For me, the turning point in recognising this as war came within the decade. In 1988, the Memorial’s contribution to the bicentenary of white settlement, a book, Australia: Two Centuries of War and Peace, included Richard Broome’s chapter ‘The struggle for Australia’. Two years later, Jeff Grey’s pioneering A Military History of Australia devoted an entire chapter to warfare on the frontier, as did John Coates’s An Atlas of Australia’s Wars (2006).
That Jeff Grey and Lieutenant-General Coates were hardly red-raggers surely indicated that the question of whether frontier conflict was part of Australia’s military history had been sorted. This growing recognition encouraged me to hope that Australia’s first and longest war would be recognised by the Memorial’s galleries. I snuck in a depiction of the Slaughterhouse Creek massacre into the Colonial Conflicts gallery, opened in 1986. No-one objected (or, perhaps, noticed).
For 40 years, though, successive Memorial managements either evaded the question, gave no coherent explanation or took refuge in a barren legalism. For example, they often claimed that the Australian War Memorial Act 1980 prevented the inclusion of frontier conflict because it only allowed the Memorial to present the history of military units raised in Australia. Despite the magnitude and duration of conflict, that definition excluded violence perpetrated by civilian stockmen or colonial police.
Yet, Major Nunn’s Mounted Police had been raised in Sydney in 1825: it fulfilled even the most limited legal definition. Such timidity was tantamount to denial: it seemed that a blind devotion to the celebration of Anzac was an obstacle to acknowledging the facts.
Having left the Memorial in 2007 I was free to publicly espouse these arguments—and did. The Memorial continued its obduracy: in 2013 its new Director, Dr Brendan Nelson, said that Frontier Conflict would never be represented ‘on his watch’. It wasn’t, but towards the end of his term, Dr Nelson began to purchase works of art (by prominent Indigenous artists such as Rover Thomas) depicting colonial massacres. This symbolic gesture was expensive: the works cost hundreds of thousands of dollars. Despite Nelson’s ostensible opposition during the Anzac Centenary to recognising frontier conflict, his art buying heralded a portentous change.

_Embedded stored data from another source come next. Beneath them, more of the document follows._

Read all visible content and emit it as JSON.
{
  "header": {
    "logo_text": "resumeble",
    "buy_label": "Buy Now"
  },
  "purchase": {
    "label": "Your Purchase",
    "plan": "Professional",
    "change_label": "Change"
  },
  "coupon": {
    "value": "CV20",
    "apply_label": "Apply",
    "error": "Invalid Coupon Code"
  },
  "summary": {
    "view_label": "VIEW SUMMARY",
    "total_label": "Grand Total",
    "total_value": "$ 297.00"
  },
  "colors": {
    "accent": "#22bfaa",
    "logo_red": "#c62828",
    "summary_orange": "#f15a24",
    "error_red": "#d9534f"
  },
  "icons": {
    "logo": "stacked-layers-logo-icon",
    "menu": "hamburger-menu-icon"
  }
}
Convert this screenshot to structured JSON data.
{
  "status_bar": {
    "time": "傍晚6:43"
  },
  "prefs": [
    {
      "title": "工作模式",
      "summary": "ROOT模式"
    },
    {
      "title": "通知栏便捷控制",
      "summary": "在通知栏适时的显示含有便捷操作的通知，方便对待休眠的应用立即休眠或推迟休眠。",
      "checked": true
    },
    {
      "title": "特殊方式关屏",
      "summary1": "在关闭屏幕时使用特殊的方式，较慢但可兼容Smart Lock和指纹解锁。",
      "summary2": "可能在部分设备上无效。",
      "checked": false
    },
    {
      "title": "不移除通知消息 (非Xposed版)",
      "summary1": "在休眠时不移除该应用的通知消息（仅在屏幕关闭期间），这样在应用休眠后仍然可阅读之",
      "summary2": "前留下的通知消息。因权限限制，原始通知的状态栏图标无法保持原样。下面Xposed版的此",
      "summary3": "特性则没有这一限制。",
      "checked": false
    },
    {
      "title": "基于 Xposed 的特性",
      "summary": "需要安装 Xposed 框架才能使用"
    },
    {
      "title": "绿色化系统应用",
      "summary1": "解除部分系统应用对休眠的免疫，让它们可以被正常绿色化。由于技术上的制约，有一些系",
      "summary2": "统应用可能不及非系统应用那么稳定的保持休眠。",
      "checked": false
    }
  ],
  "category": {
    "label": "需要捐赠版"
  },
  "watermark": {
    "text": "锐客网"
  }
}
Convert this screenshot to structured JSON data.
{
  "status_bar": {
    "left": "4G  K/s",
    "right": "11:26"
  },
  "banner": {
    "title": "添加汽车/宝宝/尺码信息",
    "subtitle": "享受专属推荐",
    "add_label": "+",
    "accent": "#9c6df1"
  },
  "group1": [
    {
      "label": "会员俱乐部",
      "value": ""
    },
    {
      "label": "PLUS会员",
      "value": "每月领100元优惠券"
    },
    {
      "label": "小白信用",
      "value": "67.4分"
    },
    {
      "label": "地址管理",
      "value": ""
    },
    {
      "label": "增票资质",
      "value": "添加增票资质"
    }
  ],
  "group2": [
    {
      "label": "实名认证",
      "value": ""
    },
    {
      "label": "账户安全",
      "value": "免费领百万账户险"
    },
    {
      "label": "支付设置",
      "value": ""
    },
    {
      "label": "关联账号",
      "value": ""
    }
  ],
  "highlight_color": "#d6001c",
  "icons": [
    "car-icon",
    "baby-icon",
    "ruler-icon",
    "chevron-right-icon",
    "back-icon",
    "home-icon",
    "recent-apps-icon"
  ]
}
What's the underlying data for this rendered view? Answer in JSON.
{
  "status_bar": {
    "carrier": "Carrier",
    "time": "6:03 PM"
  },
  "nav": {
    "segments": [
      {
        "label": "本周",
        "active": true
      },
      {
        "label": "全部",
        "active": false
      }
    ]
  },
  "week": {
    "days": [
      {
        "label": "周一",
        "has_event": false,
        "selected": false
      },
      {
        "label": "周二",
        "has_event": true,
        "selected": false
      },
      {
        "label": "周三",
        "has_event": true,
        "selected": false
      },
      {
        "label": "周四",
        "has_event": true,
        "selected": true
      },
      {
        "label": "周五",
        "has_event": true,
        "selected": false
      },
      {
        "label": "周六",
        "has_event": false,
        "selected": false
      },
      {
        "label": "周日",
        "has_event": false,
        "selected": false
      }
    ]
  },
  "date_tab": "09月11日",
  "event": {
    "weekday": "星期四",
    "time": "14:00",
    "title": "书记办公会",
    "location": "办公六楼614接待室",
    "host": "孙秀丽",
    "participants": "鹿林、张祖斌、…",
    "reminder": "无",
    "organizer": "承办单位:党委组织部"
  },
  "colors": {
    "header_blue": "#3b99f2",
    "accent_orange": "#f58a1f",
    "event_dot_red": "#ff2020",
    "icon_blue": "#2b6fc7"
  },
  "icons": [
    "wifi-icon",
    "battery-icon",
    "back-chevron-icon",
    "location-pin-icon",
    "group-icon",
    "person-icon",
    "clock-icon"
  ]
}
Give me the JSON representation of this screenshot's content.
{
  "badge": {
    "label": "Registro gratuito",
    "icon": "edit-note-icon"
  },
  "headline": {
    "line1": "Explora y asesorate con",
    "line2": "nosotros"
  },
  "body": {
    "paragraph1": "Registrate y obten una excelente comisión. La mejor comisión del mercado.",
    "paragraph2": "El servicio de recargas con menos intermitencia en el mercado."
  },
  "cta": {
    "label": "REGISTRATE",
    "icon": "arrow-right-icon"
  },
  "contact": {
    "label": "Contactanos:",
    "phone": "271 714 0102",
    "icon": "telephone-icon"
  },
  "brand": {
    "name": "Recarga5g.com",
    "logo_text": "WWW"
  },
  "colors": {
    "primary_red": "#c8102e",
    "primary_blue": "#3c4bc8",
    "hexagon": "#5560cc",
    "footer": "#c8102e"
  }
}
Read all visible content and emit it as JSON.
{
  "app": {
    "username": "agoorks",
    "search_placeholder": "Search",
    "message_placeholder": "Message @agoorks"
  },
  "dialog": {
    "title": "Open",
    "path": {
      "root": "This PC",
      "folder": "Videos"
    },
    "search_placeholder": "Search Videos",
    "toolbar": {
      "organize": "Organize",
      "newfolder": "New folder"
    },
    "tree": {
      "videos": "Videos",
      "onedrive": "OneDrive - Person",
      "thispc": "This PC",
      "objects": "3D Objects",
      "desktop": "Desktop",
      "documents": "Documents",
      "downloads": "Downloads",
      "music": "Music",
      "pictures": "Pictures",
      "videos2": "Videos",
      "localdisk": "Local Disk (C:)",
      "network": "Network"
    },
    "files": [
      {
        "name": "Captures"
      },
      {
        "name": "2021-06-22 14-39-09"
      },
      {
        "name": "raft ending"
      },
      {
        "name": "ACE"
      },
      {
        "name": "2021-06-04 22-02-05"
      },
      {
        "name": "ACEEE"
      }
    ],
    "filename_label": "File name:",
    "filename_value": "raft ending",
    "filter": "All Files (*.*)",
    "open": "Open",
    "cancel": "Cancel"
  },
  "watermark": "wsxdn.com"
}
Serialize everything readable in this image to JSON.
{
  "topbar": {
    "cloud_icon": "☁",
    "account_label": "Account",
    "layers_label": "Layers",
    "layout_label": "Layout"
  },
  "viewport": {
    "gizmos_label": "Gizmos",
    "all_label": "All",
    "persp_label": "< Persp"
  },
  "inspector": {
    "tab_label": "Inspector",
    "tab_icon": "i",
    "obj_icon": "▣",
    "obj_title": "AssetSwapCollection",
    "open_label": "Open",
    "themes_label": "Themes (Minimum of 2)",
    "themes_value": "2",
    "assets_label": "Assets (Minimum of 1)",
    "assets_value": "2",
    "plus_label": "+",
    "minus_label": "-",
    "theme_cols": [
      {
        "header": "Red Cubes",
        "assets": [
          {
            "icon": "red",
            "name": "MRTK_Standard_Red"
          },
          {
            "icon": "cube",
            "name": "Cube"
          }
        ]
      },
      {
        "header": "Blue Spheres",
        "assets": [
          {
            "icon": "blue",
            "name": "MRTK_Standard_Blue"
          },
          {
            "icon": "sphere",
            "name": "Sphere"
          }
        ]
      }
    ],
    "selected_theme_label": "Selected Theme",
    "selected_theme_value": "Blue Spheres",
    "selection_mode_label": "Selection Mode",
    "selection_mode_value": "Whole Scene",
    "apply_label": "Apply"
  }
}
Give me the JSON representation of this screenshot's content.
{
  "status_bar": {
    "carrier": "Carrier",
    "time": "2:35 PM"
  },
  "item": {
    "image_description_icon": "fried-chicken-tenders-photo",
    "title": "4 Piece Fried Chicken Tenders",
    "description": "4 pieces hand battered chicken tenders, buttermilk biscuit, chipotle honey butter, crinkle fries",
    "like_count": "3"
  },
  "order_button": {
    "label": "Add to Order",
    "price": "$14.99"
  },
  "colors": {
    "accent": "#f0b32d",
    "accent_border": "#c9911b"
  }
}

In September 2022, during a media conference called to announce (of all things) the Memorial’s new geothermal heating system, Dr Nelson (by then its Chair of Council) announced in response to a journalist’s question that actually, the Memorial now did intend to represent frontier conflict and that in a ‘much broader, much deeper’ way. The intention to change was repeated and amplified by Nelson’s successor as Chair of Council, the Hon. Kim Beazley.
It seems that after a very long wait—during which frontier conflict has become accepted as both real and relevant to the Memorial’s purpose—the Memorial is at last prepared to embrace the facts of history. How will it respond to that challenge? The question is now not ‘whether’, but ‘how?’